Clipper adds a small spread (e.g., 10bps) to its prices to generate excess returns above the benchmark required by LPs. These excess returns can be captured by the DAO as Protocol Fees. Thus, every $1M volume generates $1k in Protocol Fees. Theoretically, were Clipper to have 100% market penetration, it would process volume of $210B and generate Protocol Fees of $210M [1].

Three ways to grow Volumes & Protocol Fees

1. Grow liquidity (“TVL”)

With more TVL, Clipper will have better prices on larger trades, which will result in greater volumes. This happens quickly because trades flow in from DEX aggregators like 1inch. To estimate this, we analyzed a sample of 10,000 1inch trades at least partially filled by Clipper (e.g., Clipper might fill the first $10k while other DEXs filled the remaining $40k). Clipper currently has ~$10M in TVL which makes it competitive on trades up to $10k. This analysis showed that Clipper filled only 20% of the volume it could have executed with more liquidity. Here are just a few examples of such trades. That means at $50M TVL, Clipper would have processed 5x more volume. Of course, it would also attract new 1inch trades, but we ignore that for simplicity. This means growing TVL will drive higher Protocol Fees.

To get there, here are 5 ways Clipper’s Yields can attract and retain liquidity, including organic yield growth, leveraged looping strategies, market trends, and (of course) liquidity mining. In the past, liquidity mining wasn’t possible because Clipper had no token. Now it does.

2. Integrate into UniswapX & Uni v4

UniswapX is currently in beta. Its model is similar to 1inch Fusion. Based on relative gas usage, Uniswap processes 8-18x more trades than 1inch. As Clipper is integrated into UniswapX, it should generate substantial additional protocol fees. In addition, Clipper can be implemented through a Uni v4 hook, which means it should attract volume from Uniswap’s main router.

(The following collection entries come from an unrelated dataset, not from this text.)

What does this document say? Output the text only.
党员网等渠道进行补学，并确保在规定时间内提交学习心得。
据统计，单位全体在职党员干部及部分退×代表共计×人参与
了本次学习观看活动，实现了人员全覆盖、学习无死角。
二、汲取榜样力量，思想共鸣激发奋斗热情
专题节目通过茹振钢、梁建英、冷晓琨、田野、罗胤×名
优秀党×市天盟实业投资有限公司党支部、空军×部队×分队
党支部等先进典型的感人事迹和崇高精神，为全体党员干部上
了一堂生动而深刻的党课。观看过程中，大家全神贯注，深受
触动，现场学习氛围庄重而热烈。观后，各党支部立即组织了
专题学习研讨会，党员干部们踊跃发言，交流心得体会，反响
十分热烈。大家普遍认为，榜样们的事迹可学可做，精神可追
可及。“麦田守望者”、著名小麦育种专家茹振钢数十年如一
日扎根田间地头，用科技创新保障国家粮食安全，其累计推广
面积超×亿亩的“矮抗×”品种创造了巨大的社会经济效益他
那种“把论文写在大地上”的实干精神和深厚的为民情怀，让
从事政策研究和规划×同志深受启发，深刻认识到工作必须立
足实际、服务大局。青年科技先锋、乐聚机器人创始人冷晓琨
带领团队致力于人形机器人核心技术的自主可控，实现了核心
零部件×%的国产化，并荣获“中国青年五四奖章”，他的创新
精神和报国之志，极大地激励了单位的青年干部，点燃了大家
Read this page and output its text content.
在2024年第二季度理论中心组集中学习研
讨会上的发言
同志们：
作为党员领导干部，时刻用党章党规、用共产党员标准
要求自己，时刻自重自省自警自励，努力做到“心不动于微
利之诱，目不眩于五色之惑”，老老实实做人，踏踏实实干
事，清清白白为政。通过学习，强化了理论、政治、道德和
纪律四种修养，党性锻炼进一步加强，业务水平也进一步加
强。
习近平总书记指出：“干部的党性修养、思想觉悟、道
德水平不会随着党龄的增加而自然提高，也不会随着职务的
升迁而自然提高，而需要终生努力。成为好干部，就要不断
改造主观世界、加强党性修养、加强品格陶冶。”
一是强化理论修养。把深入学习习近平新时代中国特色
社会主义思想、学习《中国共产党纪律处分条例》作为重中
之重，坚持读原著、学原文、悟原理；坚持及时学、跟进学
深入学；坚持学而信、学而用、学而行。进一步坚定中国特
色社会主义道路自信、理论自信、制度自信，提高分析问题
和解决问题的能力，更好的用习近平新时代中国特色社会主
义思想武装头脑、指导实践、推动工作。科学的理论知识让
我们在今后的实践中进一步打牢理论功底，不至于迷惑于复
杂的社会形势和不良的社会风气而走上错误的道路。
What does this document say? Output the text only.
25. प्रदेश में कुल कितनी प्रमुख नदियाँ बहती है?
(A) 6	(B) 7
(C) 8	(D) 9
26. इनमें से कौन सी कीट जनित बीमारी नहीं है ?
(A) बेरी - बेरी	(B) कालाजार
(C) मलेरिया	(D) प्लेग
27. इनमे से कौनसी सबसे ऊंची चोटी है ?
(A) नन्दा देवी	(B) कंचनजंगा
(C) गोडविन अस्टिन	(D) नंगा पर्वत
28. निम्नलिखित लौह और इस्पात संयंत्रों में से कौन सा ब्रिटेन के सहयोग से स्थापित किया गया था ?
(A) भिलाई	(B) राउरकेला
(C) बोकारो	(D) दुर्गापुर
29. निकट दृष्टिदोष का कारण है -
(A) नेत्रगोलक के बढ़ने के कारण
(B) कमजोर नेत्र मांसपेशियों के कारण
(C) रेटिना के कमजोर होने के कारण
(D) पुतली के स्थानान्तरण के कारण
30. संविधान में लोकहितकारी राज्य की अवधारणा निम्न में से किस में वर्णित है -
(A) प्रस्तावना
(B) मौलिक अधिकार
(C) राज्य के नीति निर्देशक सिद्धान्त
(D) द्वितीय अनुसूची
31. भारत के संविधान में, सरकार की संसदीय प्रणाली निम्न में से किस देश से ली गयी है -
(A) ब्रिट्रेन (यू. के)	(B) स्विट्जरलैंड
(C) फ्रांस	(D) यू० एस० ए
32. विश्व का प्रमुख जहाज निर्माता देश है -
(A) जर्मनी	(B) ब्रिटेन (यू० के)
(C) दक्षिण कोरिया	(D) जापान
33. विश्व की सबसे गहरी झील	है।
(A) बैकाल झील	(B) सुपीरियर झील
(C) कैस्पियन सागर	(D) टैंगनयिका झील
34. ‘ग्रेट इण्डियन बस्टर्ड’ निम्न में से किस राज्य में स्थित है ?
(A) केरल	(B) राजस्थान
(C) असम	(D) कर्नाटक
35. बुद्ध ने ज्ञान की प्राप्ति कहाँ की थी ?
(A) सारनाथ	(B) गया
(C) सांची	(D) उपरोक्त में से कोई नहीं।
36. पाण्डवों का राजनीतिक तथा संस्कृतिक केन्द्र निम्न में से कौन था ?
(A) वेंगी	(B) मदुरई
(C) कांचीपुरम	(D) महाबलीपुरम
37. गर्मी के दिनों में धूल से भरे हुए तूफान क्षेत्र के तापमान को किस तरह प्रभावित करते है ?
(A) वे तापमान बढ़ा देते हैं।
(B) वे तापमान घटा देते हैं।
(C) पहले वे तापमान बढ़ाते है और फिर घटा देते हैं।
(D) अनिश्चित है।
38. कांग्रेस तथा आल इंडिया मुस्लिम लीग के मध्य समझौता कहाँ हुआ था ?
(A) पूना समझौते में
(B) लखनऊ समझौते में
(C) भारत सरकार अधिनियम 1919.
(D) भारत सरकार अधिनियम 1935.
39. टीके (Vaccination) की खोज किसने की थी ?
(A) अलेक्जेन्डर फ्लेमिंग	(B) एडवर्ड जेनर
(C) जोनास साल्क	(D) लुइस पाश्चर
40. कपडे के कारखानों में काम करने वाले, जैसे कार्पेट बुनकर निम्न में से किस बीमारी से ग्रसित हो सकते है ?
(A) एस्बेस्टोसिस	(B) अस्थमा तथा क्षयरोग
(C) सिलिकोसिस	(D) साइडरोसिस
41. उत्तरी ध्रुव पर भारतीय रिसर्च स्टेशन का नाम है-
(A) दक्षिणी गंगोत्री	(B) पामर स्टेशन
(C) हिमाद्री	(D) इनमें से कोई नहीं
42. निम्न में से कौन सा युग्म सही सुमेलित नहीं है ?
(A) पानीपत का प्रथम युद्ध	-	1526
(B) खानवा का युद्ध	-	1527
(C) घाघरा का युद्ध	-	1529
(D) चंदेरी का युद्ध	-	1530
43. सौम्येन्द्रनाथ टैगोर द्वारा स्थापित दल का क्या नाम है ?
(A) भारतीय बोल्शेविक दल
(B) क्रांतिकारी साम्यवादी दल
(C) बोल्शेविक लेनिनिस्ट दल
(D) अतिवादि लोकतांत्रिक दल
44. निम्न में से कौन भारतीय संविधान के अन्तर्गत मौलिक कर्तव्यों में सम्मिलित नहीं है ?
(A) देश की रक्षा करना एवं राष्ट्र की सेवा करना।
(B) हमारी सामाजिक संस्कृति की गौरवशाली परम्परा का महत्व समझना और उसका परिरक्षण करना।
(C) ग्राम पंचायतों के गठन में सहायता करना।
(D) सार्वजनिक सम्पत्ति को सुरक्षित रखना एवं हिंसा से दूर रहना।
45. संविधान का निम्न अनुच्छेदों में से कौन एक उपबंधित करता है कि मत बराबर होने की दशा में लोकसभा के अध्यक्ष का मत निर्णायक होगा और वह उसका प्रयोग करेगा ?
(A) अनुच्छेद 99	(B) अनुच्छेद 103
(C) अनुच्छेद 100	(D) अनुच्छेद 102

3. Become the “Intel Inside” for Solvers and Resolvers

Increasingly, apps and wallets are offering gasless trades to their users from gassless aggregators like 1inch Fusion, CoW Swap, and UniswapX. These gasless aggregators in turn rely on ‘solvers’ or ‘resolvers’ (e.g., Barter) to propose trade routes. These solvers compete for any edge in providing better trade routes. These systems offer professional market makers a chance to compete directly with DeFi liquidity, which leads to adverse selection in the trades that make it through to AMMs. Since Clipper is an FMM that incorporates low-latency off-chain oracles in its price calculations, it is much better able to keep its edge on blue-chip trades while still quoting profitable trades for LPs, all while retaining composability in multihop trades. Thus, solvers competing for edge should have a strategic imperative to integrate Clipper’s smart contracts. Eventually, Clipper may become the “Intel Inside” that powers the upstream supply chain of blue-chip trades–just like your laptops rely on Intel chips and display the “Intel” sticker on your laptop or the NVIDIA sticker for their graphics cards.

Modeling the Scenarios

We modeled this and found that annualized Protocol Fees could grow to $20M.

Conclusion

As the Clipper community succeeds in growing TVL, Clipper has the potential to generate a substantial amount of Protocol Fees, which in turn could increase POL, the AdmiralDAO Treasury, or any other use SAIL token holders vote for. This can ensure the resources necessary to successfully fulfill the DAO’s mission of bringing free and fair markets to the world.

[1] Please note that these projections are entirely speculative and should not be relied upon as any sort of guarantee. They are simply a representation of future potential.